I see, so evaluation is faster now. It was one mirror change and Hydra was clearing this duplicate ~30k builds for about an hour, doing nothing else, and then the some work again for the other jobset (not sure if another hour or faster, derivations being equal now) – that didn't seem efficient for such a powerful set of machines, but maybe the work is just more visible now.

So is the core of work in this case be done by nix-store --realize in the queue-runner, i.e. mainly sqlite queries on the validity of derivation outputs? I expect there's a difference that evaluation-time work did in no way block the real building work, assuming there was something else in the queue and evaluation was done on a separate machine. There might be overhead due to adding into queue also results into DB insertion (not just reading), at least I suppose so from the front-end presentation, but I know too little of hydra workings to be a good judge.

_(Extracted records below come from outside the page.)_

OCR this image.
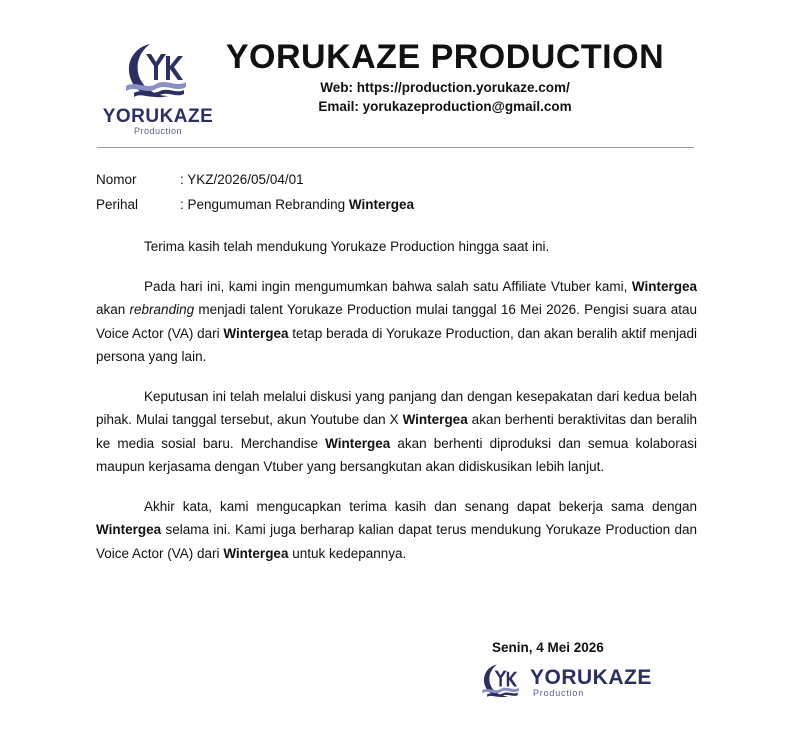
YORUKAZE
Production
YORUKAZE PRODUCTION
Web: https://production.yorukaze.com/
Email: yorukazeproduction@gmail.com
Nomor	: YKZ/2026/05/04/01
Perihal	: Pengumuman Rebranding Wintergea

Terima kasih telah mendukung Yorukaze Production hingga saat ini.

Pada hari ini, kami ingin mengumumkan bahwa salah satu Affiliate Vtuber kami, Wintergea akan rebranding menjadi talent Yorukaze Production mulai tanggal 16 Mei 2026. Pengisi suara atau Voice Actor (VA) dari Wintergea tetap berada di Yorukaze Production, dan akan beralih aktif menjadi persona yang lain.

Keputusan ini telah melalui diskusi yang panjang dan dengan kesepakatan dari kedua belah pihak. Mulai tanggal tersebut, akun Youtube dan X Wintergea akan berhenti beraktivitas dan beralih ke media sosial baru. Merchandise Wintergea akan berhenti diproduksi dan semua kolaborasi maupun kerjasama dengan Vtuber yang bersangkutan akan didiskusikan lebih lanjut.

Akhir kata, kami mengucapkan terima kasih dan senang dapat bekerja sama dengan Wintergea selama ini. Kami juga berharap kalian dapat terus mendukung Yorukaze Production dan Voice Actor (VA) dari Wintergea untuk kedepannya.

Senin, 4 Mei 2026
YORUKAZE
Production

edolstra commented 9 years ago

The new queue runner is multithreaded. There is one thread that processes changes to the queue and another that starts build steps. The first thread is the one that checks whether builds have already been done and if so marks them as cached builds in the database. This does not block the dispatcher thread from starting build steps.

The one downside is that the cached builds in a derivation are no longer marked as finished in a single transaction, as was previously the case. OTOH, it means that the queue runner doesn't have to wait a long time for uncached builds to become visible/buildable.

vcunat commented 9 years ago

Hmm, yes, with this superficial information I know now, it doesn't look wasteful anymore.